Il passait la semaine à compter les jours jusqu'au dimanche, il était toujours à la fenêtre à attendre qu'elle passe et ces jours-là il n'avait pas l'honneur de voir.
Dimanche à la messe...
Guadalupe était toujours aussi belle, Esther laissait toujours sa fille soignée pour aller à la messe car c'était finalement le seul endroit en dehors de la ferme où elles allaient chaque semaine. Elle avait les cheveux lâchés et une simple robe doublée.
– Voulez-vous aller parler au prêtre de la confirmation de votre fille ? – demande Ester en fixant les cheveux de sa fille avec ses mains.
– Oui maman, il faut que ce soit maintenant avant la messe.
Dona Esther l'a emmenée à la sacristie, mais le prêtre lui a demandé d'attendre un moment, car elle avait un petit problème.
– Dona Ester, pouvez-vous nous aider un instant ? C'est juste que la tunique du Père Anténor vient de se déchirer et comme tu es une bonne couturière, je pense que tu as besoin de quelques points de suture... – dit Fernanda, s'approchant avec appréhension et craignant que la cérémonie ne soit retardée pour cette raison.
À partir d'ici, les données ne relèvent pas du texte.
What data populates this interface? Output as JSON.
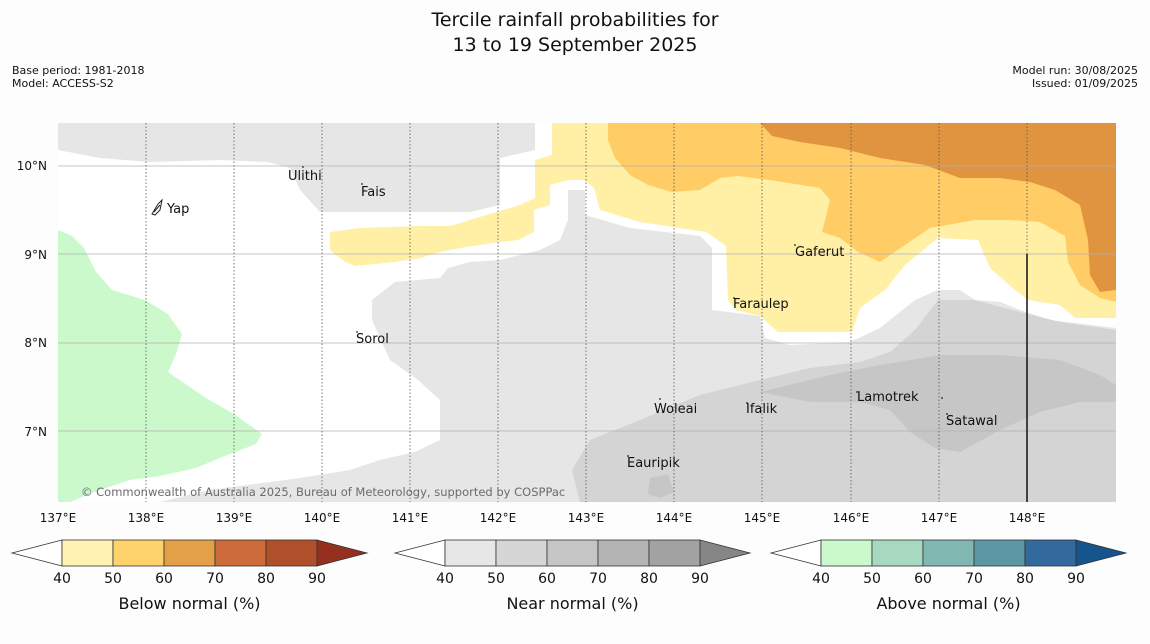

– Ça te dérange d'attendre ici un moment, ma fille ? Je promets de ne pas tarder. – Esther a demandé et Guadalupe a hoché la tête.
– Ça ne me dérange pas maman, tu peux y aller tranquillement et je t'attendrai toi et le prêtre ici très tranquillement.
– C'est bon mon ange, je reviens tout de suite. – Dit Ester en partant avec Fernanda.